Friday, Nov. 28, 1969
Clergy and Abortions
The minister glanced at the car that had pulled up in front of his Detroit office and wondered whether, in police parlance, he had been "set up." As one of the 75 members of Michigan Clergy for Problem Pregnancy Counseling, he had been called earlier by a man who urgently wanted an appointment. But the car outside carried the "EU 1" license-tag prefix that, the minister knew from his work around the city, is allotted to the Detroit police department. Was this a raid by policemen seeking to smash an "abortion ring"?
Not quite, relates the Rev. Carl Bielby, director of social services for the Detroit Council of Churches, who organized the counseling service 20 months ago. The driver of the car was indeed a police officer. But he was bringing his own unmarried, pregnant daughter for counseling. The minister sat down with the two and outlined the procedure for going outside Michigan for an abortion that would have been impossible at home.
Prosperous Clientele. The Michigan service is similar to one originated in 1967 by the Rev. Howard R. Moody of New York's Judson Memorial Church that has been copied--with modifications--by more than 100 community or state groups. Wherever new units are formed, the response is surprisingly strong. Four months ago, the Michigan ministers installed a telephone-answering service that was publicized in newspapers and through the highly efficient grapevine that connects women who have or have had unwanted pregnancies.
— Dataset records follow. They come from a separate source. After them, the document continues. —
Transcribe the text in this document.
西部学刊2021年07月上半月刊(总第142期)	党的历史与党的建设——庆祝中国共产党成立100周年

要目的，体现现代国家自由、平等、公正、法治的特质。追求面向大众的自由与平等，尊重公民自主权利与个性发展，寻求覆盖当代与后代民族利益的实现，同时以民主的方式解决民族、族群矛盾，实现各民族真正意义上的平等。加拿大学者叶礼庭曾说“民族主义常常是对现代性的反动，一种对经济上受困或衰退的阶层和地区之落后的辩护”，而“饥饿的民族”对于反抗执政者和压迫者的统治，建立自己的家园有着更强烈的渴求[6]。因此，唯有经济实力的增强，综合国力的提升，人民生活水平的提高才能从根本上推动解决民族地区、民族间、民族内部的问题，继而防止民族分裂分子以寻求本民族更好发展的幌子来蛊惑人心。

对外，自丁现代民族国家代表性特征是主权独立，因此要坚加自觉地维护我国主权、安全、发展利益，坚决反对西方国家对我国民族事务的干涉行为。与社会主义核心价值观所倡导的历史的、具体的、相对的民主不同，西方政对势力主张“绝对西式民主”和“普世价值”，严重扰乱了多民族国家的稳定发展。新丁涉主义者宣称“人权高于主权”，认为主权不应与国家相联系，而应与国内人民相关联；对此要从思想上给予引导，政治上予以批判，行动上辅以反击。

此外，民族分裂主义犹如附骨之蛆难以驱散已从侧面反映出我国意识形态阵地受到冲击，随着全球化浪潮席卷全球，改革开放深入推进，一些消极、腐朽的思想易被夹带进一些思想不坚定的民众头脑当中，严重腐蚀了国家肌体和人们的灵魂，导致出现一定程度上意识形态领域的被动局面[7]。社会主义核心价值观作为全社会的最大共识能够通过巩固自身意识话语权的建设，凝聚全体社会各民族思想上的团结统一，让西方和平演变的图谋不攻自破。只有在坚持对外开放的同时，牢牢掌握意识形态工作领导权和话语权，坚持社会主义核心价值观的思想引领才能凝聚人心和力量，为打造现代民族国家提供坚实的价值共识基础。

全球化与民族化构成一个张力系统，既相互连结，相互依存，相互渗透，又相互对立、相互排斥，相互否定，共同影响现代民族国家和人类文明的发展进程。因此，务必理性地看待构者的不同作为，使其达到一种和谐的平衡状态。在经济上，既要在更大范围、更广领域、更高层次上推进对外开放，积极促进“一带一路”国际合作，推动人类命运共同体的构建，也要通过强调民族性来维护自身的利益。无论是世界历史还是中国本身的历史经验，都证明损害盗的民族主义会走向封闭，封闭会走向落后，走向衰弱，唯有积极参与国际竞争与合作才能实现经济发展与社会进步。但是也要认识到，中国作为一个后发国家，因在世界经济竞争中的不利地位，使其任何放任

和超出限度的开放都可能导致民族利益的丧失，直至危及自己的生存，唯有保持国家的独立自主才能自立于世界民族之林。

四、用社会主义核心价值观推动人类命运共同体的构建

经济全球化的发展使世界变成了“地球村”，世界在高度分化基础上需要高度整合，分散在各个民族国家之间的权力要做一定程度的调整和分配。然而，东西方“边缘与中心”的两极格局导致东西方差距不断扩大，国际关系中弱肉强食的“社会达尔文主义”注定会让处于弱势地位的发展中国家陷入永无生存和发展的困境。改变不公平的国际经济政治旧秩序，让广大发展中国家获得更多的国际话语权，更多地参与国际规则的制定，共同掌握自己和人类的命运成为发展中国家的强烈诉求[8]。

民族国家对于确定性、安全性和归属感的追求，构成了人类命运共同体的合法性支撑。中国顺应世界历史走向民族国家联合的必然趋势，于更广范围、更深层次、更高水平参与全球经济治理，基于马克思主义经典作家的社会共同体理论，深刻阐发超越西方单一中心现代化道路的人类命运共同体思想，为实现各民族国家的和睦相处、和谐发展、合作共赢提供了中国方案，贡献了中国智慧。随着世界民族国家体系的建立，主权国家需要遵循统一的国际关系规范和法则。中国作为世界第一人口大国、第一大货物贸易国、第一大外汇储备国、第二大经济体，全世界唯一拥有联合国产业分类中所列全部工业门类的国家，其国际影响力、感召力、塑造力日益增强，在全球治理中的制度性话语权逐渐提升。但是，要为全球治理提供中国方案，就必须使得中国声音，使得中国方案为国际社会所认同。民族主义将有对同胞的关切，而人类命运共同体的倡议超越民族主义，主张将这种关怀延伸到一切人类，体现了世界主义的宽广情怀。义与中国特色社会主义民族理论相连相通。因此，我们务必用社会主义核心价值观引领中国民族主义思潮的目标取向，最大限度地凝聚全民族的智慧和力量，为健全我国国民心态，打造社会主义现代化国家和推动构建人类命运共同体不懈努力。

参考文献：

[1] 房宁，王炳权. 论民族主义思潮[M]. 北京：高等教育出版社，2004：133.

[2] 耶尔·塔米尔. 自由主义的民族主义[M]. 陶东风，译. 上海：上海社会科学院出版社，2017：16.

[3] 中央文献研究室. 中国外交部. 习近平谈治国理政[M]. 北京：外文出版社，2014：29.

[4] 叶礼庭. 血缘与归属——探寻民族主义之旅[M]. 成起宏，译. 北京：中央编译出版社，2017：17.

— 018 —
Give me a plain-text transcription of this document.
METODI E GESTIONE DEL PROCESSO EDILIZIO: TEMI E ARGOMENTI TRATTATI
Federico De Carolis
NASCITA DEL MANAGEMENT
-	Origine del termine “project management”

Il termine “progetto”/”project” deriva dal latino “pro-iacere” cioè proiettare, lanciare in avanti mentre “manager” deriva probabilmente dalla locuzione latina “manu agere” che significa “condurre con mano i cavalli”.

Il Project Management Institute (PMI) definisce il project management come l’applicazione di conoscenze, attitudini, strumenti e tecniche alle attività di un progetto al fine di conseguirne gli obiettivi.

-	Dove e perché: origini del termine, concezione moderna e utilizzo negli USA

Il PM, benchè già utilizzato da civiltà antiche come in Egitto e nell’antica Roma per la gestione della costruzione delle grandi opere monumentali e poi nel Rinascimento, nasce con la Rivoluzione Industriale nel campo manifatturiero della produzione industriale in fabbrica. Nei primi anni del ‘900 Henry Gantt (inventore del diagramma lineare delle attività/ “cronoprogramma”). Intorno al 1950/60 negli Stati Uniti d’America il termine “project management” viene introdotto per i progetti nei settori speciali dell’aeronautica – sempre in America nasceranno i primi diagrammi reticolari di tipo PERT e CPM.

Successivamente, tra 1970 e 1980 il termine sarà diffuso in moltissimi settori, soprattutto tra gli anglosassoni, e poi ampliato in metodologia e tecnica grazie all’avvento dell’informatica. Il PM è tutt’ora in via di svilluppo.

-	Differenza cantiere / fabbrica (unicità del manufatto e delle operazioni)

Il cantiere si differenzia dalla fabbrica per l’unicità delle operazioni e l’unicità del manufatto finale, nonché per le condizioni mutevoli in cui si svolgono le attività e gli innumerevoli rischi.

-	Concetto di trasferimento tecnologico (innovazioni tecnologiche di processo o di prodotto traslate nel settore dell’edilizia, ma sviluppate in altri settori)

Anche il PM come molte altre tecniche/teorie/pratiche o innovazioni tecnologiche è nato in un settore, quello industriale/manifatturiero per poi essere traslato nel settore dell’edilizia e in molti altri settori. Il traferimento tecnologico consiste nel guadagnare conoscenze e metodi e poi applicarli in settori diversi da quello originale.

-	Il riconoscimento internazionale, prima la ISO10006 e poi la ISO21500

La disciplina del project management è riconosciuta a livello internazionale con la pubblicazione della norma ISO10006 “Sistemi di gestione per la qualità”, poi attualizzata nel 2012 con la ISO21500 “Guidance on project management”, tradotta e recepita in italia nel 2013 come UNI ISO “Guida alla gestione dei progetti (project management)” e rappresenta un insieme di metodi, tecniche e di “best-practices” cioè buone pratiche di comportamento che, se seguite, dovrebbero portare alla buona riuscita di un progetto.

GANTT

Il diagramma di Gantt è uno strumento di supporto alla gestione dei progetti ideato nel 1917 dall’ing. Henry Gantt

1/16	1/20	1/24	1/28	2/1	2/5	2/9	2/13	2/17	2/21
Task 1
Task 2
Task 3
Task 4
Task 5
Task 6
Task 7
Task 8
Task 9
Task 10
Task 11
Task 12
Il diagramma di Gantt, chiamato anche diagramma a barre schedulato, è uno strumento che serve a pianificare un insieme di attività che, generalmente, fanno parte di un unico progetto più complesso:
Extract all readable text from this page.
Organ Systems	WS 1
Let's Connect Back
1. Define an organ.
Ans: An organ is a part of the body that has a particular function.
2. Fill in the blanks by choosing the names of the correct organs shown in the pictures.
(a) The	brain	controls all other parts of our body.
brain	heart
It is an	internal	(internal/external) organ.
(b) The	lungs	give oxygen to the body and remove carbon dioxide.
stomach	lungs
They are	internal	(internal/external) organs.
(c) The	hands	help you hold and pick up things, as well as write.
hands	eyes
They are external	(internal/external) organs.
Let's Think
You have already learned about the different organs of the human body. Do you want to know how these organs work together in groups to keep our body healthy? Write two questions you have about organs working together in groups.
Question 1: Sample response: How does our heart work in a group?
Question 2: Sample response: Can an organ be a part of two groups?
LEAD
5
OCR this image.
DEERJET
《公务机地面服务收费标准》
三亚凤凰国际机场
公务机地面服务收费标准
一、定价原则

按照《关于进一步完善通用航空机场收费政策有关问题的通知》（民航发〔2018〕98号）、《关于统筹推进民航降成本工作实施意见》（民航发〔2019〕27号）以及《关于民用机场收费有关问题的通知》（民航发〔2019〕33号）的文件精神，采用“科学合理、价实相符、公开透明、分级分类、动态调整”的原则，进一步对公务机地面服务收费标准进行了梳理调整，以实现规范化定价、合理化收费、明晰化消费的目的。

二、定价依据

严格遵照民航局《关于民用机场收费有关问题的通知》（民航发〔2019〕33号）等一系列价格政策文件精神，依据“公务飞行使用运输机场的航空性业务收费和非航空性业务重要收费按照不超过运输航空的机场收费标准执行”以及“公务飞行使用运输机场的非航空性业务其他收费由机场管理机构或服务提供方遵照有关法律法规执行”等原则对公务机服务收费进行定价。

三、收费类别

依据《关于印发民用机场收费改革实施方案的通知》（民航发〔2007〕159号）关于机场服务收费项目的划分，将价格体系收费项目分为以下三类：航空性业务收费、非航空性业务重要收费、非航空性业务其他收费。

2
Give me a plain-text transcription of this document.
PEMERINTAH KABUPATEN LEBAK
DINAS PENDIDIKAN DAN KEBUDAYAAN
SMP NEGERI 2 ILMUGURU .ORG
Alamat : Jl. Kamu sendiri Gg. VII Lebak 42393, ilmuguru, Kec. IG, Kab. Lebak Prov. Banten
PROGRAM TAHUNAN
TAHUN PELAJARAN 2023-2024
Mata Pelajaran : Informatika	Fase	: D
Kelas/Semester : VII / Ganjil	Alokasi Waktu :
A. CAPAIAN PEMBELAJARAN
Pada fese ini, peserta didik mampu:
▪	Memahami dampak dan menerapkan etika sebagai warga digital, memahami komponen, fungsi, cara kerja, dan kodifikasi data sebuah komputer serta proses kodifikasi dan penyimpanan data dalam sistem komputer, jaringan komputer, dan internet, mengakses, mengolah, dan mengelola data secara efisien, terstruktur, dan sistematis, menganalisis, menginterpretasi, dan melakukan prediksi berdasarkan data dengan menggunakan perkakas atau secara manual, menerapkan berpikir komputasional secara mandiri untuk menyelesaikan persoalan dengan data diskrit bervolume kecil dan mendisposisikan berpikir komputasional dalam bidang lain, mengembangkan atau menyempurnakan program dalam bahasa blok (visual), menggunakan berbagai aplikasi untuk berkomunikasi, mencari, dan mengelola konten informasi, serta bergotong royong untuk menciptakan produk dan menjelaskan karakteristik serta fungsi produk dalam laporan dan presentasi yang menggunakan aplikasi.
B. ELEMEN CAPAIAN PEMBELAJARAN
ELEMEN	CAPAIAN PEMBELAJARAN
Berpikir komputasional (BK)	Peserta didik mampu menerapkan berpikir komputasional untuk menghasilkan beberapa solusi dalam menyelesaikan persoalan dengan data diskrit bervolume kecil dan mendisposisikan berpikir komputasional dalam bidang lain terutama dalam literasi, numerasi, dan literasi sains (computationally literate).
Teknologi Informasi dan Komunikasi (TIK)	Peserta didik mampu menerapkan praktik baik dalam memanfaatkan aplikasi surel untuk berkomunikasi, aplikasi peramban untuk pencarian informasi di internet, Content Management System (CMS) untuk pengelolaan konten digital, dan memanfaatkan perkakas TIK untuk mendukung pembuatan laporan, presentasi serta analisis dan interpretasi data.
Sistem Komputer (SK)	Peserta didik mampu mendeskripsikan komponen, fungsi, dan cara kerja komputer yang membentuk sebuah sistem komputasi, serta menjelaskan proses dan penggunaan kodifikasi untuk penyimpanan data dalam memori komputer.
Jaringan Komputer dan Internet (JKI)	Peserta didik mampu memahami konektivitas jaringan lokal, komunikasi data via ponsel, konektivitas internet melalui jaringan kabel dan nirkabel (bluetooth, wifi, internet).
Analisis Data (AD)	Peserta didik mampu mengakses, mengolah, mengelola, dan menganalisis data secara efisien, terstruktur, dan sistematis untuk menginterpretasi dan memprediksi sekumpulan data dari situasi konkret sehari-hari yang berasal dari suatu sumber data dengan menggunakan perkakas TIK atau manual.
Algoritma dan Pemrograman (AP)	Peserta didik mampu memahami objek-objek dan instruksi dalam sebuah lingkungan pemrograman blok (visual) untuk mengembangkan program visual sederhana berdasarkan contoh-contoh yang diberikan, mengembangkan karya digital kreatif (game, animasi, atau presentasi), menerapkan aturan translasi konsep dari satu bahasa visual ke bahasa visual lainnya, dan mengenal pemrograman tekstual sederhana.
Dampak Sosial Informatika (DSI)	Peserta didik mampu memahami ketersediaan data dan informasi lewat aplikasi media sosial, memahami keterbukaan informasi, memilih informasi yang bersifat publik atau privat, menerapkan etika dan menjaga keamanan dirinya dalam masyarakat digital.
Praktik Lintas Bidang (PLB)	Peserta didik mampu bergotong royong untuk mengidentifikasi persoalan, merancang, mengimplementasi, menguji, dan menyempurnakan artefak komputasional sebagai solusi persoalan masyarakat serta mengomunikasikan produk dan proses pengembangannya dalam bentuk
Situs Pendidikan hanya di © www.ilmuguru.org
The service has since received 1,100 inquiries, and ministers have met with 500 women for serious counseling. Most of them seek abortions. The majority by a narrow margin--55% to 45% --are single. About 65% are between 19 years and 30; 14% are 18 or younger. The latter group must bring parents. Explains Bielby: "A girl in that situation at that age ought to have the help of her family."
The high cost of abortions--from $500 up--has limited the clientele of the counseling service; most callers are relatively prosperous suburban whites. Prospective clients who dial the M.C.P.P.C.'s Detroit number--964-0838--hear a recorded female voice that gives names and telephone numbers of participating ministers. The roster, whose members represent almost all Protestant denominations, changes regularly. Each woman caller is told to bring a doctor's certificate indicating a positive pregnancy and the date of conception. During the counseling session, however, she has to undergo neither sermonizing nor inquiries into her sexual conduct.
Instead the counselor reviews five alternatives that undoubtedly she has pondered herself--marriage, offering the child for adoption, keeping the baby, abortion and suicide--and checks her moral reaction to each alternative. Admits Bielby: "By the time a woman has decided to call us, her mind is pretty well made up that an abortion is what she wants. What we do is try to make her aware of her feelings and moral convictions. This is a moral decision, not a medical one."
The medical decision, however, quickly follows. Michigan's only ground for therapeutic abortion is saving the life of the mother. As a result, most women must leave the state. Usually they are advised to go to nearby Cleveland or to Chicago, where abortions are still illegal but can be performed safely and discreetly--and sometimes they travel as far as London.* The Michigan ministers refer them to doctors on a list that has been checked out by Bielby himself or by a cooperating physician. "In this way," says Bielby, "we're not recommending people to quacks or butchers in the back rooms of drugstores."
The Michigan clergy operates with what Bielby calls the "silent acceptance" of the state. When their service was being organized, a committee met quietly with state officials and agreed to the ground rules. Although a minister who suggested abortion could possibly be accused of criminal conspiracy, he can presume that he is relatively safe from prosecution unless a complaint is lodged against him by one of the women he has counseled. Bielby makes certain that ministers agree to a stringent code that makes the final decision the woman's rather than the minister's. "Our real hope," says Bielby, "is that the abortion laws in the state will be changed so that this kind of service will no longer be necessary."
* Arkansas, California, Colorado, Georgia, Kansas, Maryland, New Mexico, North Carolina, Oregon, and most recently, Delaware have adopted liberalized abortion laws. But generally hospitals refuse out-of-state patients to avoid becoming abortion meccas for the U.S.